Honestly, The Origami King has expanded what I thought a Mario game could be, which in itself is an extremely Mario thing to do. He raced in Kart, battled in Smash, partied in Party, and played just about every sport under the sun. In this sense, Paper Mario was always about marrying the platformer with more traditional RPG mechanics. But while this new game might have a similar exterior to those that came before it, it’s something very different at its core. Paper Mario: The Origami King isn’t an RPG at all, but rather an adventure game that has more in common with LucasArts classics like Day of the Tentacle, The Secret of Monkey Island, and Grim Fandango.

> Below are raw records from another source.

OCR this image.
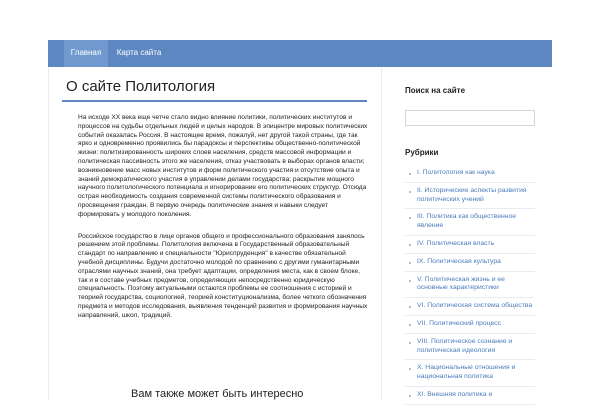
Главная	Карта сайта
О сайте Политология

На исходе XX века еще четче стало видно влияние политики, политических институтов и процессов на судьбы отдельных людей и целых народов. В эпицентре мировых политических событий оказалась Россия. В настоящее время, пожалуй, нет другой такой страны, где так ярко и одновременно проявились бы парадоксы и перспективы общественно-политической жизни: политизированность широких слоев населения, средств массовой информации и политическая пассивность этого же населения, отказ участвовать в выборах органов власти; возникновение масс новых институтов и форм политического участия и отсутствие опыта и знаний демократического участия в управлении делами государства; раскрытие мощного научного политологического потенциала и игнорирование его политических структур. Отсюда острая необходимость создания современной системы политического образования и просвещения граждан. В первую очередь политические знания и навыки следует формировать у молодого поколения.

Российское государство в лице органов общего и профессионального образования занялось решением этой проблемы. Политология включена в Государственный образовательный стандарт по направлению и специальности "Юриспруденция" в качестве обязательной учебной дисциплины. Будучи достаточно молодой по сравнению с другими гуманитарными отраслями научных знаний, она требует адаптации, определения места, как в своем блоке, так и в составе учебных предметов, определяющих непосредственно юридическую специальность. Поэтому актуальными остаются проблемы ее соотношения с историей и теорией государства, социологией, теорией конституционализма, более четкого обозначения предмета и методов исследования, выявления тенденций развития и формирования научных направлений, школ, традиций.

Вам также может быть интересно
Поиск на сайте
Рубрики
I. Политология как наука
II. Исторические аспекты развития политических учений
III. Политика как общественное явление
IV. Политическая власть
IX. Политическая культура
V. Политическая жизнь и ее основные характеристики
VI. Политическая система общества
VII. Политический процесс
VIII. Политическое сознание и политическая идеология
X. Национальные отношения и национальная политика
XI. Внешняя политика и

Paper Mario: The Origami King isn’t perfect. The non-boss battles can get a bit tedious, there’s minimal customization, and it lacks any sort of in-depth RPG systems. Which is because it pretty much isn’t one. But what The Origami King lacks in those areas, it more than makes up for in characters, situations, and incredible writing that stand tall among not just its Nintendo peers, but any other game ever made.